Two of Jonas's paintings were seized in Bordeaux in 1940 in the name of Hermann Göring. In 1944 Göring gave them to Alois Miedl, an art dealer, in exchange for a Vermeer painting (which turned out to be a Han van Meegeren forgery). After the war, the Netherlands Art Property collection ended up in possession of the paintings. In December 2011 a committee recommended returning the works to Jonas's heirs.
The two paintings were Anonymous Portrait of a Man with a Dog and Théobald Michau's Landscape with cattle in a shallow river.

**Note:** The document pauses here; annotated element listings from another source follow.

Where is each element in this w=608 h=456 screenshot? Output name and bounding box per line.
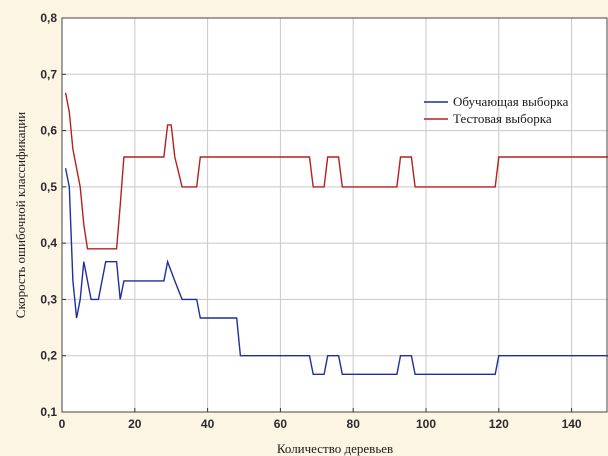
- plot-area: [62, 18, 608, 412]
- x-tick-label: 40: [201, 417, 215, 431]
- grid: [62, 18, 608, 412]
- x-tick-label: 120: [489, 417, 509, 431]
- x-tick-label: 60: [274, 417, 288, 431]
- x-tick-label: 100: [416, 417, 436, 431]
- y-tick-label: 0,6: [40, 124, 57, 138]
- y-axis-title: Скорость ошибочной классификации: [13, 112, 28, 318]
- x-axis-title: Количество деревьев: [277, 441, 393, 456]
- y-tick-label: 0,7: [40, 67, 57, 81]
- y-tick-label: 0,5: [40, 180, 57, 194]
- y-tick-label: 0,4: [40, 236, 57, 250]
- legend-label-1: Обучающая выборка: [453, 94, 569, 109]
- legend: Обучающая выборка Тестовая выборка: [424, 94, 569, 126]
- series-line-1: [64, 168, 608, 375]
- tick-labels: 0,1 0,2 0,3 0,4 0,5 0,6 0,7 0,8 0 20 40 60 80 100 120 1…: [40, 11, 582, 431]
- series-lines: [64, 92, 608, 375]
- y-tick-label: 0,1: [40, 405, 57, 419]
- y-tick-label: 0,3: [40, 292, 57, 306]
- legend-label-2: Тестовая выборка: [453, 111, 552, 126]
- x-tick-label: 20: [128, 417, 142, 431]
- series-line-2: [64, 92, 608, 250]
- x-tick-label: 140: [562, 417, 582, 431]
- plot-frame: [61, 17, 608, 413]
- x-tick-label: 0: [59, 417, 66, 431]
- y-tick-label: 0,8: [40, 11, 57, 25]
- axes: [61, 17, 608, 413]
- x-tick-label: 80: [347, 417, 361, 431]
- y-tick-label: 0,2: [40, 349, 57, 363]
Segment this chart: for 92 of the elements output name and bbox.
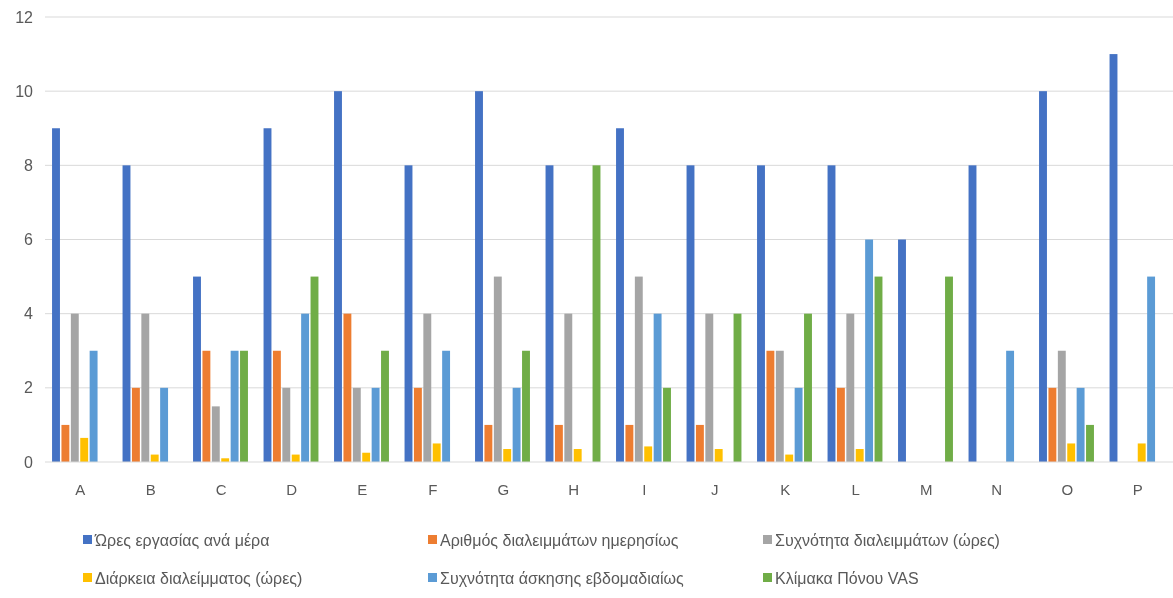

The Germans were not the only ones to seize Jewish property. In October 1940 four crates containing artwork that had been taken from France were seized in Bermuda and sent to the National Gallery of Canada. In 1949 the crates were opened and the contents divided between Martin Fabiani and Edouard Jonas, who was acting for the sisters Jeanne and Léontine Vollard. Jonas noticed that a small watercolor by Paul Cézanne was missing. Jonas and then his widow, Assunta Jonas, made numerous inquiries but were refused information by the National Gallery. It was only in April 2013 that the gallery acknowledged that it had possession of the watercolor.